Indeed, if it was not done, that man himself would be “cut off from his people!” (verse 14). This was meant to teach them that if they truly were to be the people of the Living God there were things in life that they must give up, ‘cut off’ or ‘sacrifice’.
Of itself, circumcision didn’t make them superior at all; in fact it was meant to teach the opposite, that unless they cut ungodly ways out of their lives they were not God’s people at all. Moses tried to teach them this by telling them to: “circumcise the foreskin of your heart, and be stiffnecked no longer” (Deuteronomy 10:16). See also Jeremiah 4, verse 4. But it was not a lesson they readily accepted and there was a great deal of prejudice about people who were described by Jews as “the uncircumcised”.

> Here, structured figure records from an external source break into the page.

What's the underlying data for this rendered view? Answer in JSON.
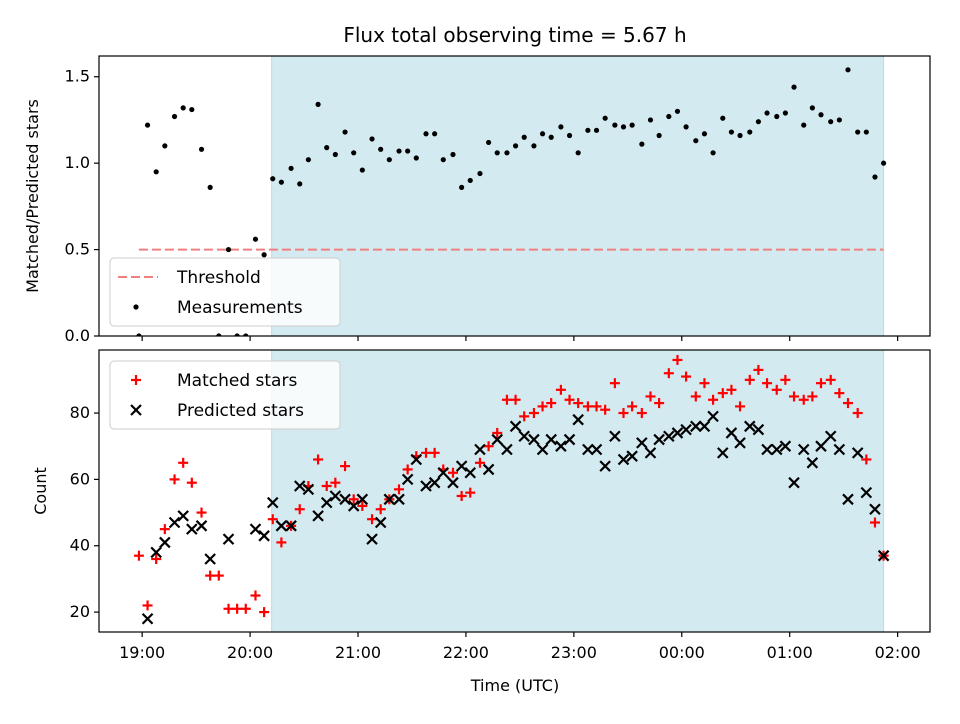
{
  "figure": {
    "title": "Flux total observing time = 5.67 h",
    "xlabel": "Time (UTC)",
    "xticks": [
      {
        "t": 19.0,
        "label": "19:00"
      },
      {
        "t": 20.0,
        "label": "20:00"
      },
      {
        "t": 21.0,
        "label": "21:00"
      },
      {
        "t": 22.0,
        "label": "22:00"
      },
      {
        "t": 23.0,
        "label": "23:00"
      },
      {
        "t": 24.0,
        "label": "00:00"
      },
      {
        "t": 25.0,
        "label": "01:00"
      },
      {
        "t": 26.0,
        "label": "02:00"
      }
    ],
    "xlim": [
      18.6,
      26.3
    ],
    "shaded_span": {
      "start": 20.2,
      "end": 25.87,
      "color": "#d4eaf1"
    }
  },
  "chart_data": [
    {
      "type": "scatter",
      "ylabel": "Matched/Predicted stars",
      "ylim": [
        0,
        1.62
      ],
      "yticks": [
        0.0,
        0.5,
        1.0,
        1.5
      ],
      "ytick_labels": [
        "0.0",
        "0.5",
        "1.0",
        "1.5"
      ],
      "legend_position": "lower-left",
      "threshold": {
        "name": "Threshold",
        "y": 0.5,
        "x_start": 18.97,
        "x_end": 25.87,
        "color": "#f08080"
      },
      "series": [
        {
          "name": "Measurements",
          "color": "#000000",
          "x": [
            18.97,
            19.05,
            19.13,
            19.21,
            19.3,
            19.38,
            19.46,
            19.55,
            19.63,
            19.71,
            19.8,
            19.88,
            19.96,
            20.05,
            20.13,
            20.21,
            20.29,
            20.38,
            20.46,
            20.54,
            20.63,
            20.71,
            20.79,
            20.88,
            20.96,
            21.04,
            21.13,
            21.21,
            21.29,
            21.38,
            21.46,
            21.54,
            21.63,
            21.71,
            21.79,
            21.88,
            21.96,
            22.04,
            22.13,
            22.21,
            22.29,
            22.38,
            22.46,
            22.54,
            22.63,
            22.71,
            22.79,
            22.88,
            22.96,
            23.04,
            23.13,
            23.21,
            23.29,
            23.38,
            23.46,
            23.54,
            23.63,
            23.71,
            23.79,
            23.88,
            23.96,
            24.04,
            24.13,
            24.21,
            24.29,
            24.38,
            24.46,
            24.54,
            24.63,
            24.71,
            24.79,
            24.88,
            24.96,
            25.04,
            25.13,
            25.21,
            25.29,
            25.38,
            25.46,
            25.54,
            25.63,
            25.71,
            25.79,
            25.87
          ],
          "y": [
            0.0,
            1.22,
            0.95,
            1.1,
            1.27,
            1.32,
            1.31,
            1.08,
            0.86,
            0.0,
            0.5,
            0.0,
            0.0,
            0.56,
            0.47,
            0.91,
            0.89,
            0.97,
            0.88,
            1.02,
            1.34,
            1.09,
            1.05,
            1.18,
            1.06,
            0.96,
            1.14,
            1.08,
            1.02,
            1.07,
            1.07,
            1.03,
            1.17,
            1.17,
            1.02,
            1.05,
            0.86,
            0.9,
            0.94,
            1.12,
            1.06,
            1.06,
            1.1,
            1.15,
            1.1,
            1.17,
            1.15,
            1.21,
            1.16,
            1.06,
            1.19,
            1.19,
            1.26,
            1.22,
            1.21,
            1.22,
            1.11,
            1.25,
            1.16,
            1.27,
            1.3,
            1.21,
            1.13,
            1.17,
            1.06,
            1.26,
            1.18,
            1.16,
            1.18,
            1.24,
            1.29,
            1.27,
            1.29,
            1.44,
            1.22,
            1.32,
            1.28,
            1.24,
            1.25,
            1.54,
            1.18,
            1.18,
            0.92,
            1.0
          ]
        }
      ]
    },
    {
      "type": "scatter",
      "ylabel": "Count",
      "ylim": [
        14,
        99
      ],
      "yticks": [
        20,
        40,
        60,
        80
      ],
      "ytick_labels": [
        "20",
        "40",
        "60",
        "80"
      ],
      "legend_position": "upper-left",
      "series": [
        {
          "name": "Matched stars",
          "marker": "plus",
          "color": "#ff0000",
          "x": [
            18.97,
            19.05,
            19.13,
            19.21,
            19.3,
            19.38,
            19.46,
            19.55,
            19.63,
            19.71,
            19.8,
            19.88,
            19.96,
            20.05,
            20.13,
            20.21,
            20.29,
            20.38,
            20.46,
            20.54,
            20.63,
            20.71,
            20.79,
            20.88,
            20.96,
            21.04,
            21.13,
            21.21,
            21.29,
            21.38,
            21.46,
            21.54,
            21.63,
            21.71,
            21.79,
            21.88,
            21.96,
            22.04,
            22.13,
            22.21,
            22.29,
            22.38,
            22.46,
            22.54,
            22.63,
            22.71,
            22.79,
            22.88,
            22.96,
            23.04,
            23.13,
            23.21,
            23.29,
            23.38,
            23.46,
            23.54,
            23.63,
            23.71,
            23.79,
            23.88,
            23.96,
            24.04,
            24.13,
            24.21,
            24.29,
            24.38,
            24.46,
            24.54,
            24.63,
            24.71,
            24.79,
            24.88,
            24.96,
            25.04,
            25.13,
            25.21,
            25.29,
            25.38,
            25.46,
            25.54,
            25.63,
            25.71,
            25.79,
            25.87
          ],
          "y": [
            37,
            22,
            36,
            45,
            60,
            65,
            59,
            50,
            31,
            31,
            21,
            21,
            21,
            25,
            20,
            48,
            41,
            46,
            51,
            58,
            66,
            58,
            59,
            64,
            54,
            52,
            48,
            51,
            54,
            57,
            63,
            67,
            68,
            68,
            63,
            62,
            55,
            56,
            65,
            70,
            74,
            84,
            84,
            79,
            80,
            82,
            83,
            87,
            84,
            83,
            82,
            82,
            81,
            89,
            80,
            82,
            80,
            85,
            83,
            92,
            96,
            91,
            85,
            89,
            84,
            86,
            87,
            82,
            90,
            93,
            89,
            87,
            90,
            85,
            84,
            85,
            89,
            90,
            86,
            83,
            80,
            66,
            47,
            37
          ]
        },
        {
          "name": "Predicted stars",
          "marker": "x",
          "color": "#000000",
          "x": [
            19.05,
            19.13,
            19.21,
            19.3,
            19.38,
            19.46,
            19.55,
            19.63,
            19.8,
            20.05,
            20.13,
            20.21,
            20.29,
            20.38,
            20.46,
            20.54,
            20.63,
            20.71,
            20.79,
            20.88,
            20.96,
            21.04,
            21.13,
            21.21,
            21.29,
            21.38,
            21.46,
            21.54,
            21.63,
            21.71,
            21.79,
            21.88,
            21.96,
            22.04,
            22.13,
            22.21,
            22.29,
            22.38,
            22.46,
            22.54,
            22.63,
            22.71,
            22.79,
            22.88,
            22.96,
            23.04,
            23.13,
            23.21,
            23.29,
            23.38,
            23.46,
            23.54,
            23.63,
            23.71,
            23.79,
            23.88,
            23.96,
            24.04,
            24.13,
            24.21,
            24.29,
            24.38,
            24.46,
            24.54,
            24.63,
            24.71,
            24.79,
            24.88,
            24.96,
            25.04,
            25.13,
            25.21,
            25.29,
            25.38,
            25.46,
            25.54,
            25.63,
            25.71,
            25.79,
            25.87
          ],
          "y": [
            18,
            38,
            41,
            47,
            49,
            45,
            46,
            36,
            42,
            45,
            43,
            53,
            46,
            46,
            58,
            57,
            49,
            53,
            55,
            54,
            52,
            54,
            42,
            47,
            54,
            54,
            60,
            66,
            58,
            59,
            62,
            59,
            64,
            62,
            69,
            63,
            72,
            69,
            76,
            73,
            72,
            69,
            72,
            70,
            72,
            78,
            69,
            69,
            64,
            73,
            66,
            67,
            71,
            68,
            72,
            73,
            74,
            75,
            76,
            76,
            79,
            68,
            74,
            71,
            76,
            75,
            69,
            69,
            70,
            59,
            69,
            65,
            70,
            73,
            69,
            54,
            68,
            56,
            51,
            37
          ]
        }
      ]
    }
  ]
}
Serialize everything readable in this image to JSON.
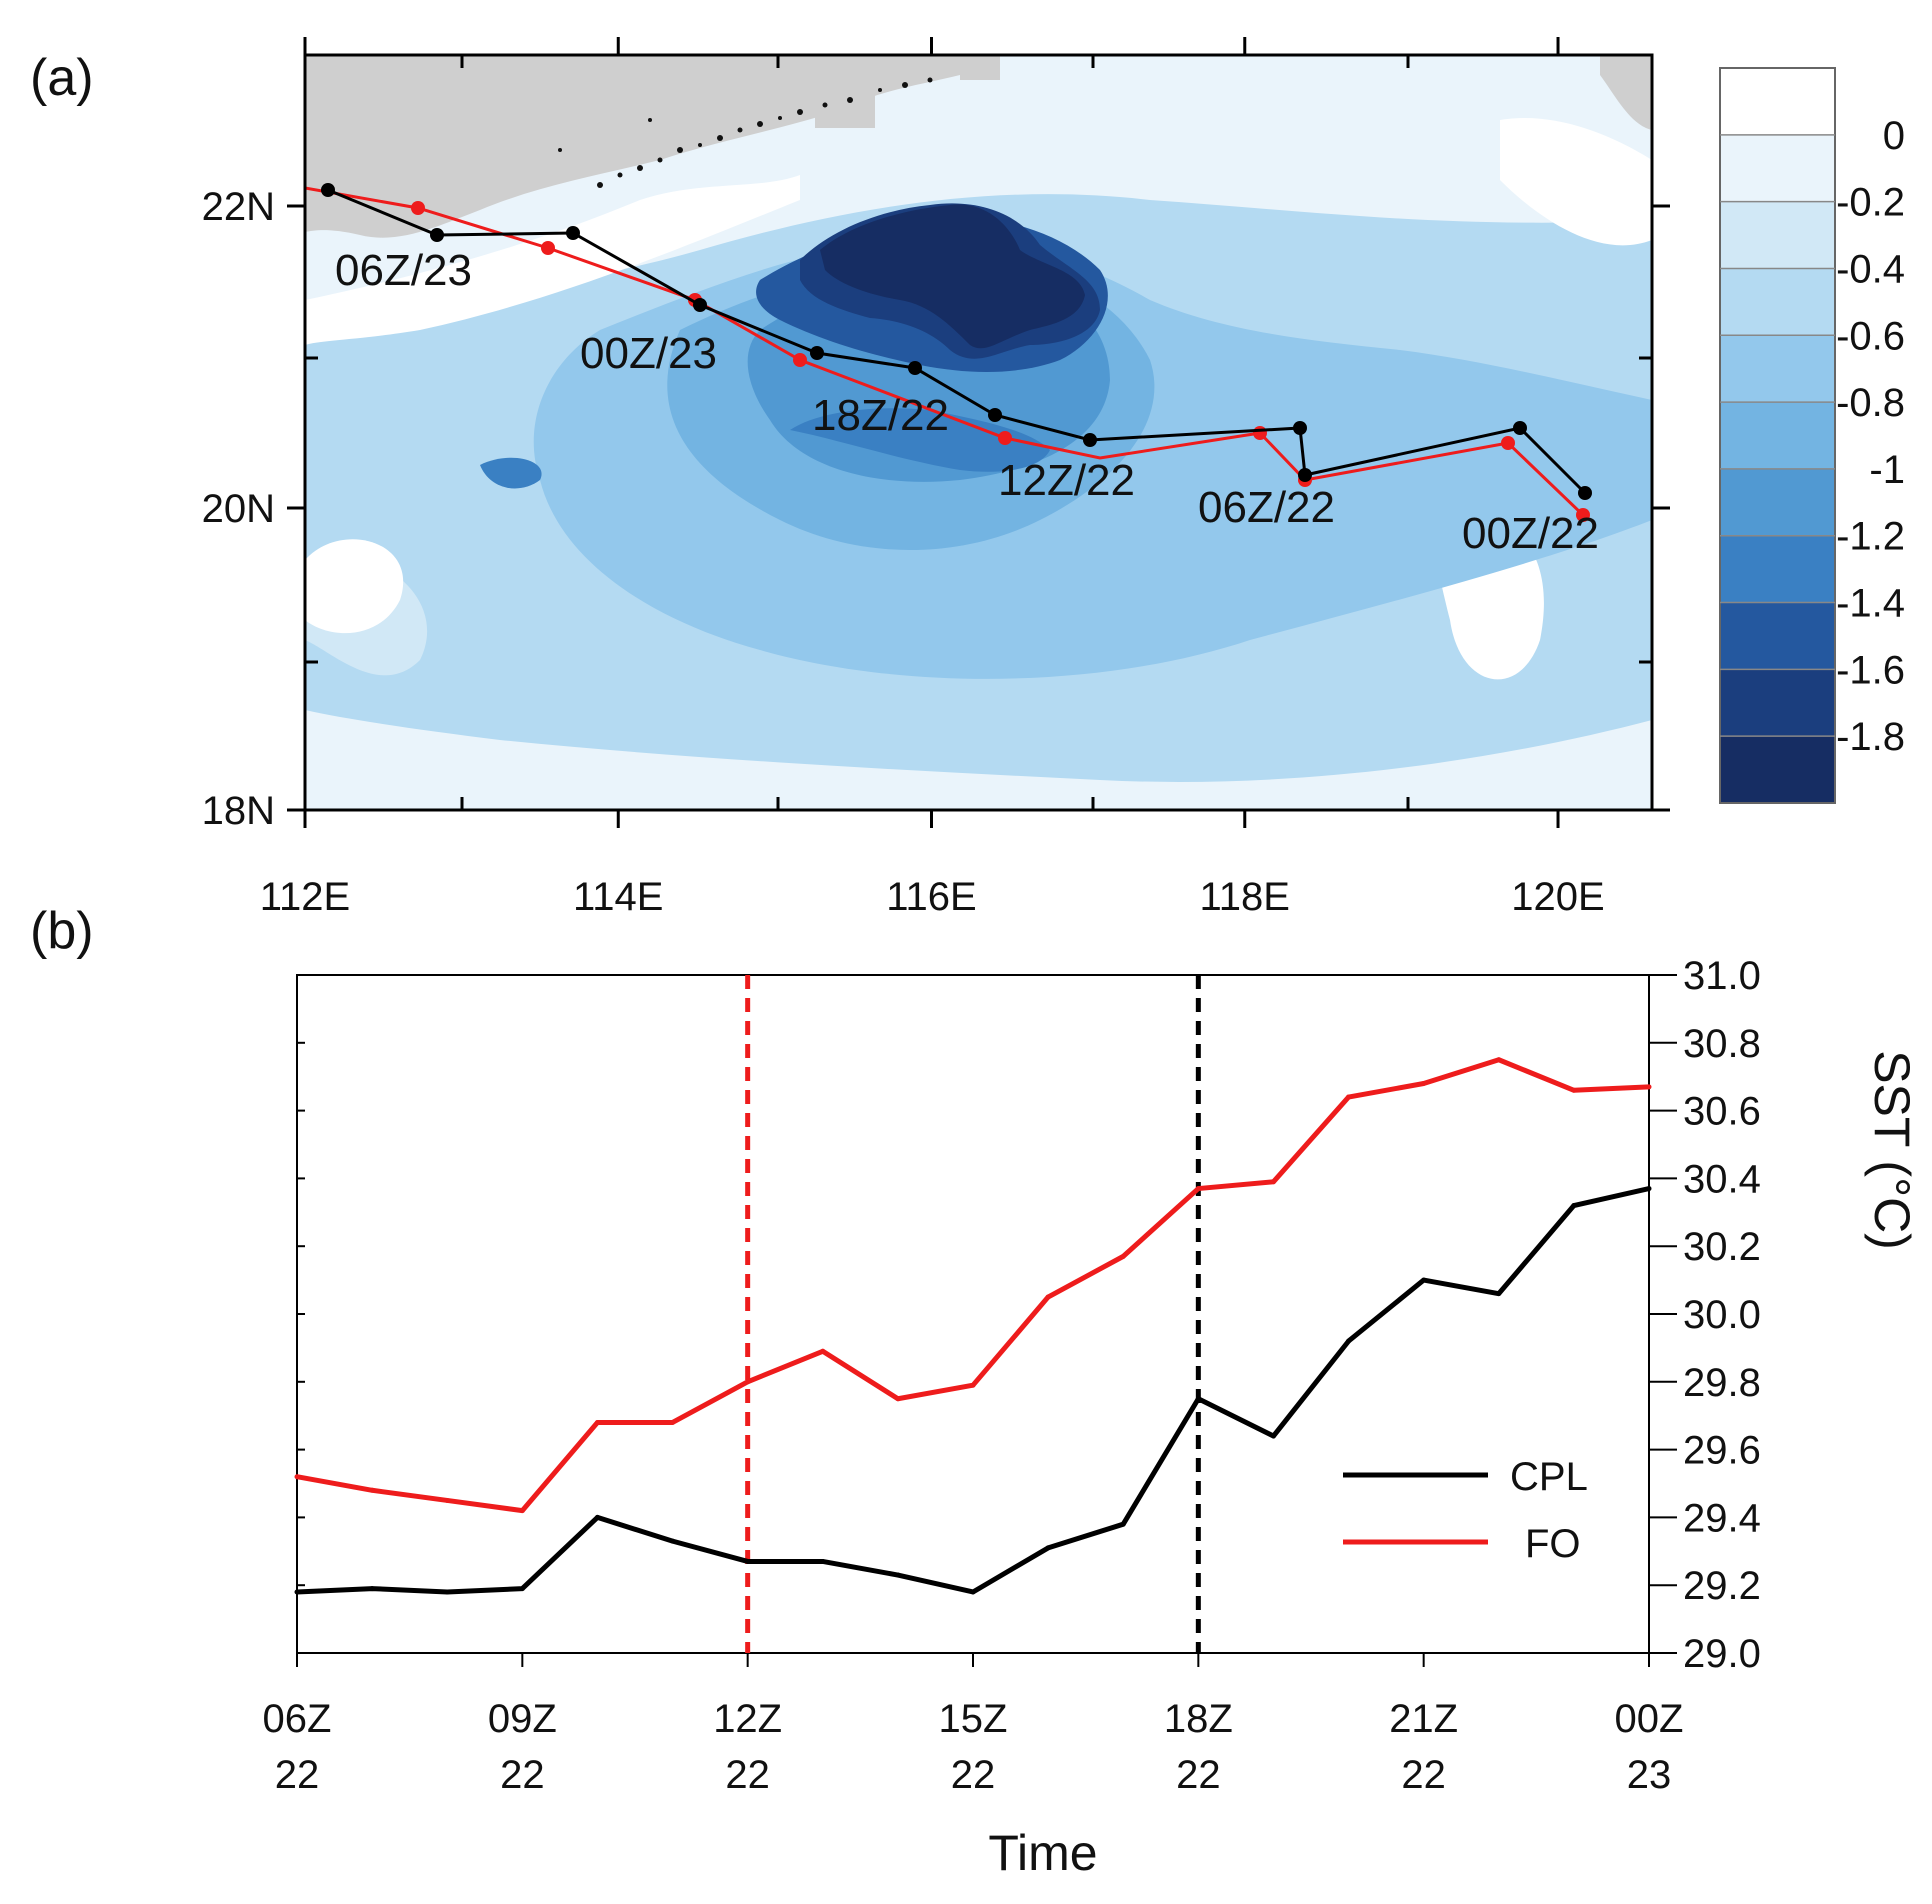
{
  "panel_a": {
    "label": "(a)",
    "lat_ticks": [
      {
        "value": 22,
        "label": "22N"
      },
      {
        "value": 20,
        "label": "20N"
      },
      {
        "value": 18,
        "label": "18N"
      }
    ],
    "lon_ticks": [
      {
        "value": 112,
        "label": "112E"
      },
      {
        "value": 114,
        "label": "114E"
      },
      {
        "value": 116,
        "label": "116E"
      },
      {
        "value": 118,
        "label": "118E"
      },
      {
        "value": 120,
        "label": "120E"
      }
    ],
    "colorbar": {
      "levels": [
        "0",
        "-0.2",
        "-0.4",
        "-0.6",
        "-0.8",
        "-1",
        "-1.2",
        "-1.4",
        "-1.6",
        "-1.8"
      ],
      "colors": [
        "#ffffff",
        "#eaf4fb",
        "#d1e8f6",
        "#b4daf2",
        "#93c8ec",
        "#73b4e2",
        "#5199d2",
        "#3a80c3",
        "#24589f",
        "#1b3e7e",
        "#162d63"
      ]
    },
    "track_labels": [
      "06Z/23",
      "00Z/23",
      "18Z/22",
      "12Z/22",
      "06Z/22",
      "00Z/22"
    ],
    "land_color": "#cfcfcf"
  },
  "chart_data": {
    "type": "line",
    "panel_label": "(b)",
    "title": "",
    "xlabel": "Time",
    "ylabel": "SST (°C)",
    "x": [
      0,
      1,
      2,
      3,
      4,
      5,
      6,
      7,
      8,
      9,
      10,
      11,
      12,
      13,
      14,
      15,
      16,
      17,
      18
    ],
    "x_ticks": [
      {
        "value": 0,
        "label": [
          "06Z",
          "22"
        ]
      },
      {
        "value": 3,
        "label": [
          "09Z",
          "22"
        ]
      },
      {
        "value": 6,
        "label": [
          "12Z",
          "22"
        ]
      },
      {
        "value": 9,
        "label": [
          "15Z",
          "22"
        ]
      },
      {
        "value": 12,
        "label": [
          "18Z",
          "22"
        ]
      },
      {
        "value": 15,
        "label": [
          "21Z",
          "22"
        ]
      },
      {
        "value": 18,
        "label": [
          "00Z",
          "23"
        ]
      }
    ],
    "ylim": [
      29.0,
      31.0
    ],
    "y_ticks": [
      "29.0",
      "29.2",
      "29.4",
      "29.6",
      "29.8",
      "30.0",
      "30.2",
      "30.4",
      "30.6",
      "30.8",
      "31.0"
    ],
    "series": [
      {
        "name": "CPL",
        "color": "#000000",
        "values": [
          29.18,
          29.19,
          29.18,
          29.19,
          29.4,
          29.33,
          29.27,
          29.27,
          29.23,
          29.18,
          29.31,
          29.38,
          29.75,
          29.64,
          29.92,
          30.1,
          30.06,
          30.32,
          30.37
        ]
      },
      {
        "name": "FO",
        "color": "#ee1c1c",
        "values": [
          29.52,
          29.48,
          29.45,
          29.42,
          29.68,
          29.68,
          29.8,
          29.89,
          29.75,
          29.79,
          30.05,
          30.17,
          30.37,
          30.39,
          30.64,
          30.68,
          30.75,
          30.66,
          30.67
        ]
      }
    ],
    "vlines": [
      {
        "x": 6,
        "color": "#ee1c1c",
        "style": "dashed"
      },
      {
        "x": 12,
        "color": "#000000",
        "style": "dashed"
      }
    ],
    "legend": "bottom-right"
  }
}
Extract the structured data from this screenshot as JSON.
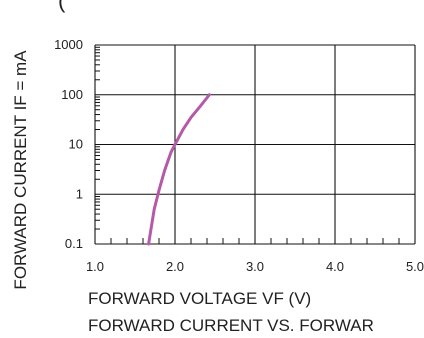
{
  "chart_data": {
    "type": "line",
    "title": "FORWARD CURRENT VS. FORWAR",
    "xlabel": "FORWARD VOLTAGE VF (V)",
    "ylabel": "FORWARD CURRENT IF = mA",
    "x_scale": "linear",
    "y_scale": "log",
    "xlim": [
      1.0,
      5.0
    ],
    "ylim": [
      0.1,
      1000
    ],
    "x_ticks": [
      "1.0",
      "2.0",
      "3.0",
      "4.0",
      "5.0"
    ],
    "y_ticks": [
      "0.1",
      "1",
      "10",
      "100",
      "1000"
    ],
    "grid": true,
    "series": [
      {
        "color": "#b55aa8",
        "x": [
          1.67,
          1.7,
          1.74,
          1.8,
          1.87,
          1.95,
          2.0,
          2.1,
          2.2,
          2.32,
          2.43
        ],
        "y": [
          0.1,
          0.2,
          0.5,
          1.2,
          3,
          7,
          10,
          20,
          35,
          60,
          100
        ]
      }
    ]
  }
}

Admitting that God is right
In these different ways, God was encouraging people to accept that they were wrong and He was right: they must change, come back to Him and be forgiven. Most people would not do that, but in the Bible (the Old Testament as well as the New), we can read the encouraging stories of those who really did want to belong to God.
They tried to make sacrifices in their lives because of their love of God, and in return they received blessings out of all proportion to anything they gave up.
Everyone who has left houses or brothers or sisters or father or mother or wife or children or lands, for my name’s sake, shall receive a hundredfold, and inherit eternal life (Matthew 19:29).
In the future, by God’s mercy and grace, such people will be equal to the angels (Luke 20:35,36). The good news is that we can be among them.
What a remarkable discovery that is!